Als die letzten Mieter schließlich dem Auszug zustimmten, habe er ihnen die Geldscheine runtergezählt, und es sei abgemacht worden, "dass sie am Tag darauf ausziehen müssen". In der Firma sei ihm ein "Herr Aslan" vorgestellt worden. Er und seine Firma hätten dann an der Oberen Grasstraße einen Bauzaun errichtet und mit der Renovierung begonnen, "wie man es so nennt". Der "Herr Aslan" habe alles vorbereitet, "damit es am Schluss so funktioniert". Den Antrag auf Sanierung habe man bei der Stadt nur gestellt, "damit man an dem Haus arbeiten konnte, ohne dass jemand Verdacht schöpft".

In einem Gespräch habe Andreas S. ihm gesagt, dass man die Wände und den Dachstuhl einschneiden werde, damit das Haus schneller in sich zusammenfalle.

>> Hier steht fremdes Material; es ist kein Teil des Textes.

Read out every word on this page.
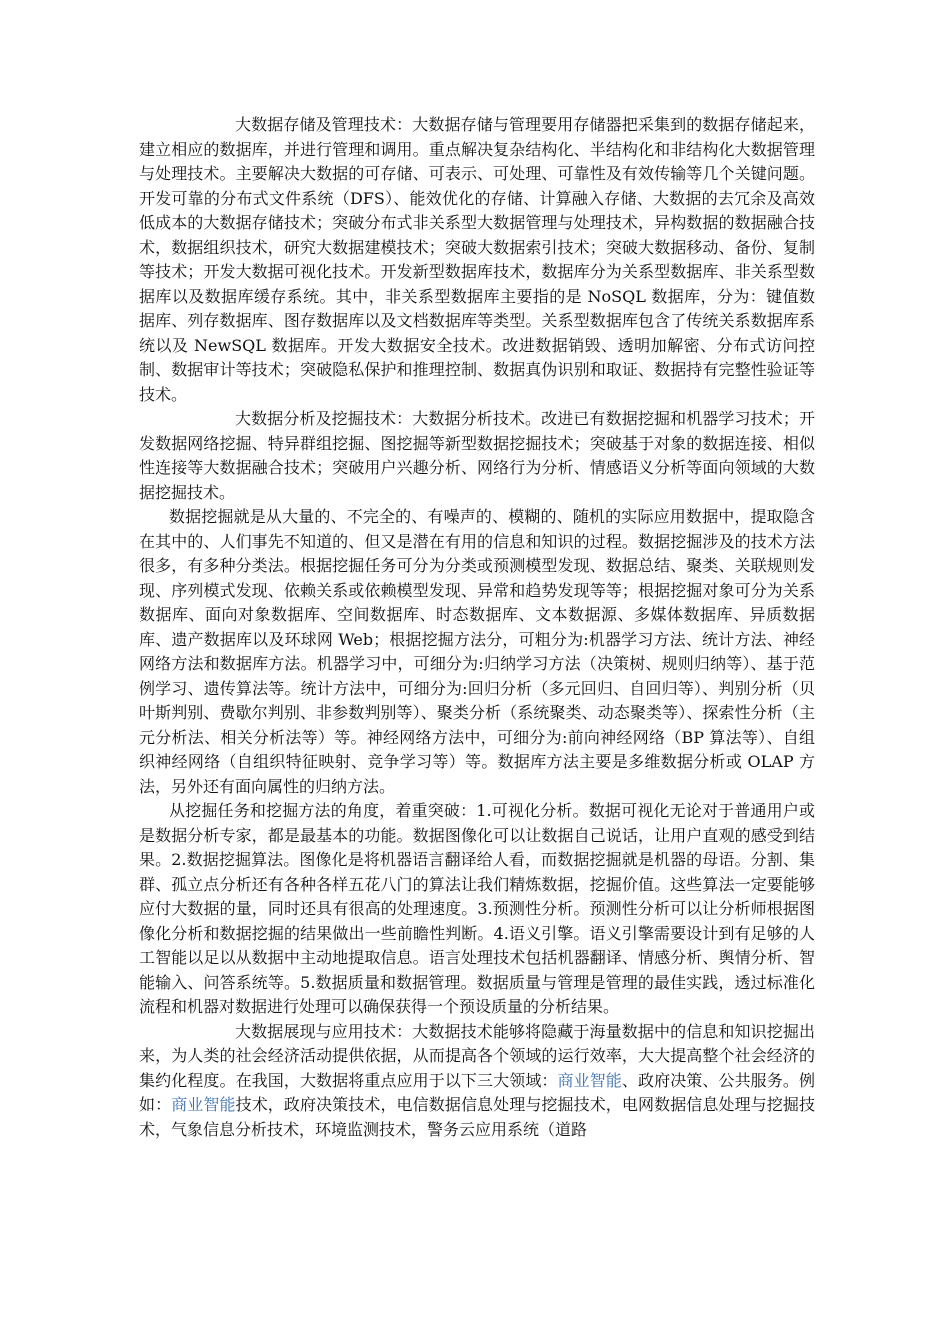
大数据存储及管理技术：大数据存储与管理要用存储器把采集到的数据存储起来，建立相应的数据库，并进行管理和调用。重点解决复杂结构化、半结构化和非结构化大数据管理与处理技术。主要解决大数据的可存储、可表示、可处理、可靠性及有效传输等几个关键问题。开发可靠的分布式文件系统（DFS）、能效优化的存储、计算融入存储、大数据的去冗余及高效低成本的大数据存储技术；突破分布式非关系型大数据管理与处理技术，异构数据的数据融合技术，数据组织技术，研究大数据建模技术；突破大数据索引技术；突破大数据移动、备份、复制等技术；开发大数据可视化技术。开发新型数据库技术，数据库分为关系型数据库、非关系型数据库以及数据库缓存系统。其中，非关系型数据库主要指的是 NoSQL 数据库，分为：键值数据库、列存数据库、图存数据库以及文档数据库等类型。关系型数据库包含了传统关系数据库系统以及 NewSQL 数据库。开发大数据安全技术。改进数据销毁、透明加解密、分布式访问控制、数据审计等技术；突破隐私保护和推理控制、数据真伪识别和取证、数据持有完整性验证等技术。

大数据分析及挖掘技术：大数据分析技术。改进已有数据挖掘和机器学习技术；开发数据网络挖掘、特异群组挖掘、图挖掘等新型数据挖掘技术；突破基于对象的数据连接、相似性连接等大数据融合技术；突破用户兴趣分析、网络行为分析、情感语义分析等面向领域的大数据挖掘技术。

数据挖掘就是从大量的、不完全的、有噪声的、模糊的、随机的实际应用数据中，提取隐含在其中的、人们事先不知道的、但又是潜在有用的信息和知识的过程。数据挖掘涉及的技术方法很多，有多种分类法。根据挖掘任务可分为分类或预测模型发现、数据总结、聚类、关联规则发现、序列模式发现、依赖关系或依赖模型发现、异常和趋势发现等等；根据挖掘对象可分为关系数据库、面向对象数据库、空间数据库、时态数据库、文本数据源、多媒体数据库、异质数据库、遗产数据库以及环球网 Web；根据挖掘方法分，可粗分为:机器学习方法、统计方法、神经网络方法和数据库方法。机器学习中，可细分为:归纳学习方法（决策树、规则归纳等）、基于范例学习、遗传算法等。统计方法中，可细分为:回归分析（多元回归、自回归等）、判别分析（贝叶斯判别、费歇尔判别、非参数判别等）、聚类分析（系统聚类、动态聚类等）、探索性分析（主元分析法、相关分析法等）等。神经网络方法中，可细分为:前向神经网络（BP 算法等）、自组织神经网络（自组织特征映射、竞争学习等）等。数据库方法主要是多维数据分析或 OLAP 方法，另外还有面向属性的归纳方法。

从挖掘任务和挖掘方法的角度，着重突破：1.可视化分析。数据可视化无论对于普通用户或是数据分析专家，都是最基本的功能。数据图像化可以让数据自己说话，让用户直观的感受到结果。2.数据挖掘算法。图像化是将机器语言翻译给人看，而数据挖掘就是机器的母语。分割、集群、孤立点分析还有各种各样五花八门的算法让我们精炼数据，挖掘价值。这些算法一定要能够应付大数据的量，同时还具有很高的处理速度。3.预测性分析。预测性分析可以让分析师根据图像化分析和数据挖掘的结果做出一些前瞻性判断。4.语义引擎。语义引擎需要设计到有足够的人工智能以足以从数据中主动地提取信息。语言处理技术包括机器翻译、情感分析、舆情分析、智能输入、问答系统等。5.数据质量和数据管理。数据质量与管理是管理的最佳实践，透过标准化流程和机器对数据进行处理可以确保获得一个预设质量的分析结果。

大数据展现与应用技术：大数据技术能够将隐藏于海量数据中的信息和知识挖掘出来，为人类的社会经济活动提供依据，从而提高各个领域的运行效率，大大提高整个社会经济的集约化程度。在我国，大数据将重点应用于以下三大领域：商业智能、政府决策、公共服务。例如：商业智能技术，政府决策技术，电信数据信息处理与挖掘技术，电网数据信息处理与挖掘技术，气象信息分析技术，环境监测技术，警务云应用系统（道路
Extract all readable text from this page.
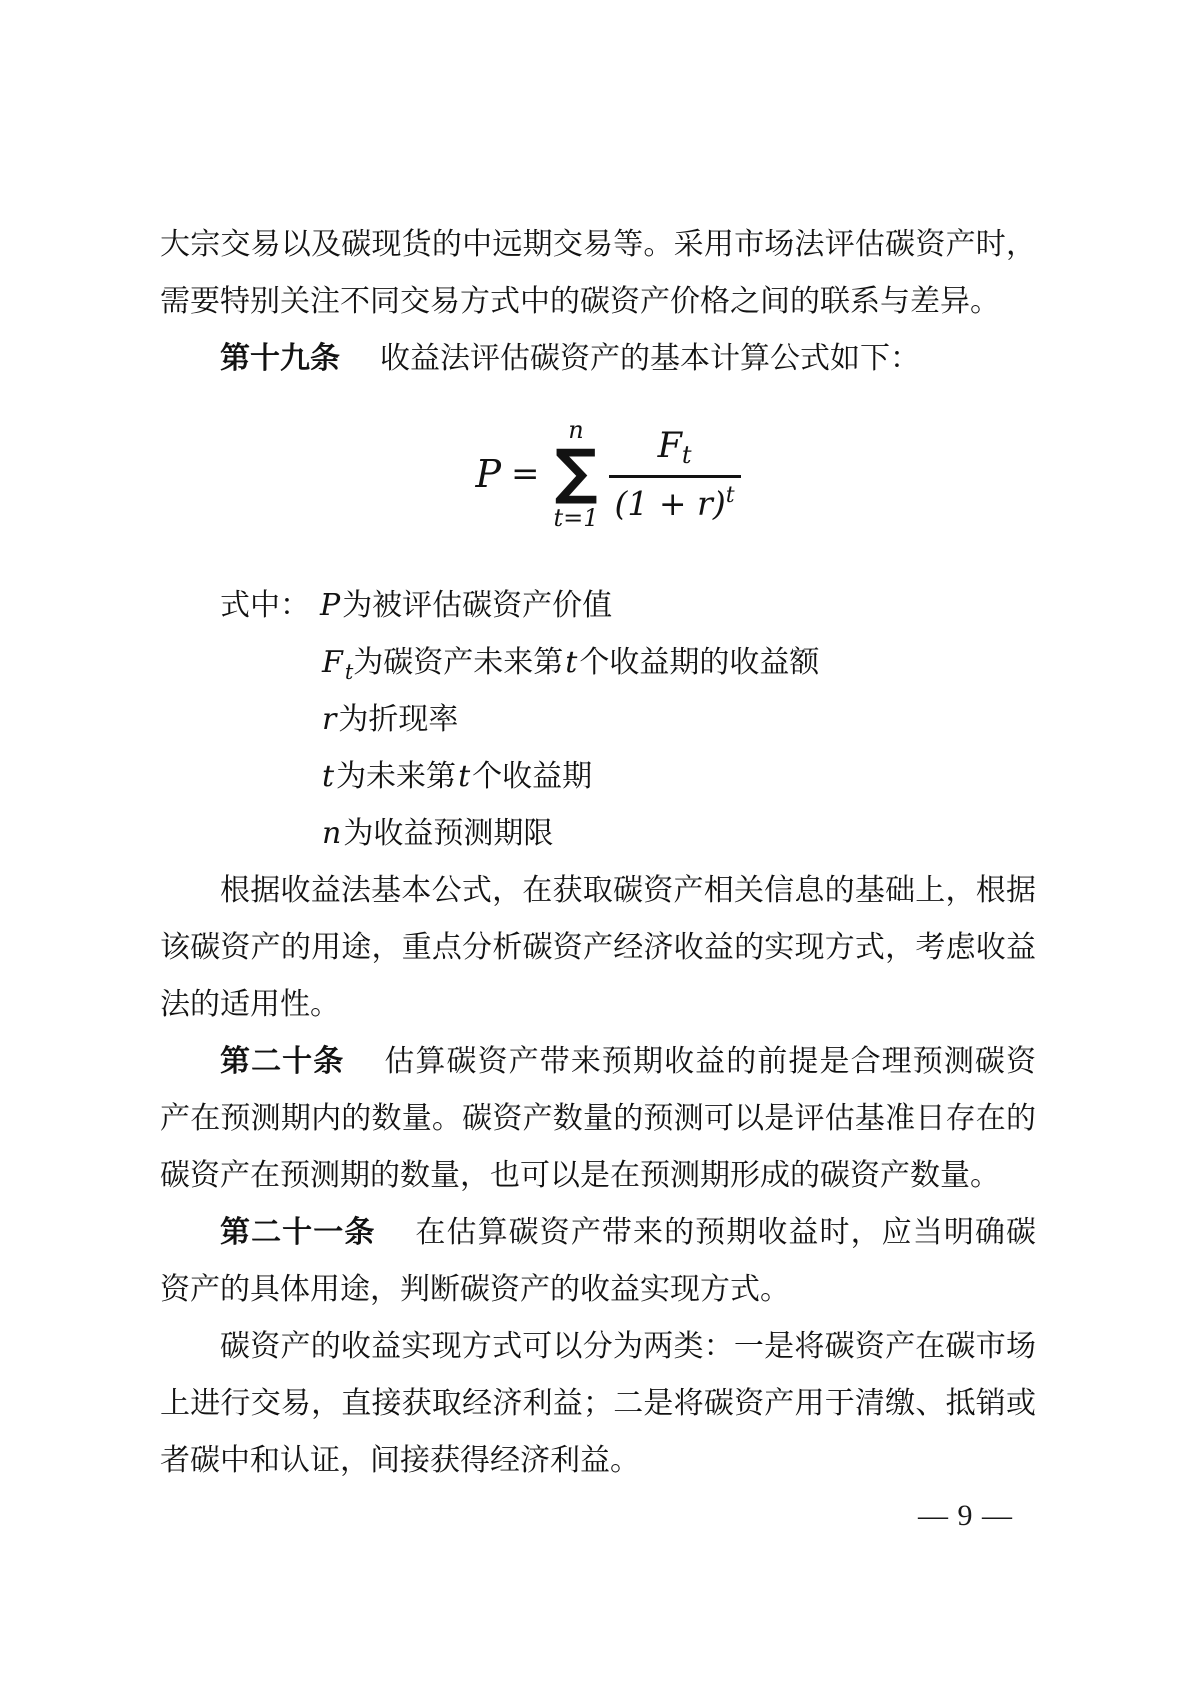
大宗交易以及碳现货的中远期交易等。采用市场法评估碳资产时，需要特别关注不同交易方式中的碳资产价格之间的联系与差异。

第十九条 收益法评估碳资产的基本计算公式如下：

P =
n
∑
$t=1 \frac{Ft}{(1 + r)^t}$

式中： P为被评估碳资产价值

$F_t$为碳资产未来第t个收益期的收益额

r为折现率

t为未来第t个收益期

n为收益预测期限

根据收益法基本公式，在获取碳资产相关信息的基础上，根据该碳资产的用途，重点分析碳资产经济收益的实现方式，考虑收益法的适用性。

第二十条 估算碳资产带来预期收益的前提是合理预测碳资产在预测期内的数量。碳资产数量的预测可以是评估基准日存在的碳资产在预测期的数量，也可以是在预测期形成的碳资产数量。

第二十一条 在估算碳资产带来的预期收益时，应当明确碳资产的具体用途，判断碳资产的收益实现方式。

碳资产的收益实现方式可以分为两类：一是将碳资产在碳市场上进行交易，直接获取经济利益；二是将碳资产用于清缴、抵销或者碳中和认证，间接获得经济利益。

— 9 —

Außerdem habe man in dem Haus Werkzeug deponiert, das man zu Sanierungsarbeiten benötige, das sollte man nach dem Abriss dort finden. Tage nach dem Abriss sei S. "guter Stimmung" gewesen. Auch den "Herrn Aslan" habe er nach dem Vorfall noch in der Firma von S. gesehen, die Herren hätten sich "freundschaftlich begrüßt".

Ob der angeklagte Cüneyt C. dieser "Herr Aslan" ist, vermag der Zeuge nicht zu sagen. Also jener Cüneyt C., der das Eigentum von Andreas S. in einem psychischen Ausnahmezustand versehentlich zerstört haben soll. C. soll anschließend in einer psychiatrischen Klinik behandelt worden sein. "Das war nur Show", sagt O. dazu. "Andreas S. klagt alles ein, der schenkt niemandem Geld. Der beauftragt ein Inkasso-Büro wegen ausstehender 150 Euro. Und er soll keine Klage einreichen, wenn ihm jemand sein Haus, für das er 650 000 Euro bezahlt hat, einreißt? Das passt nicht zusammen." Der Prozess dauert bis Juli an.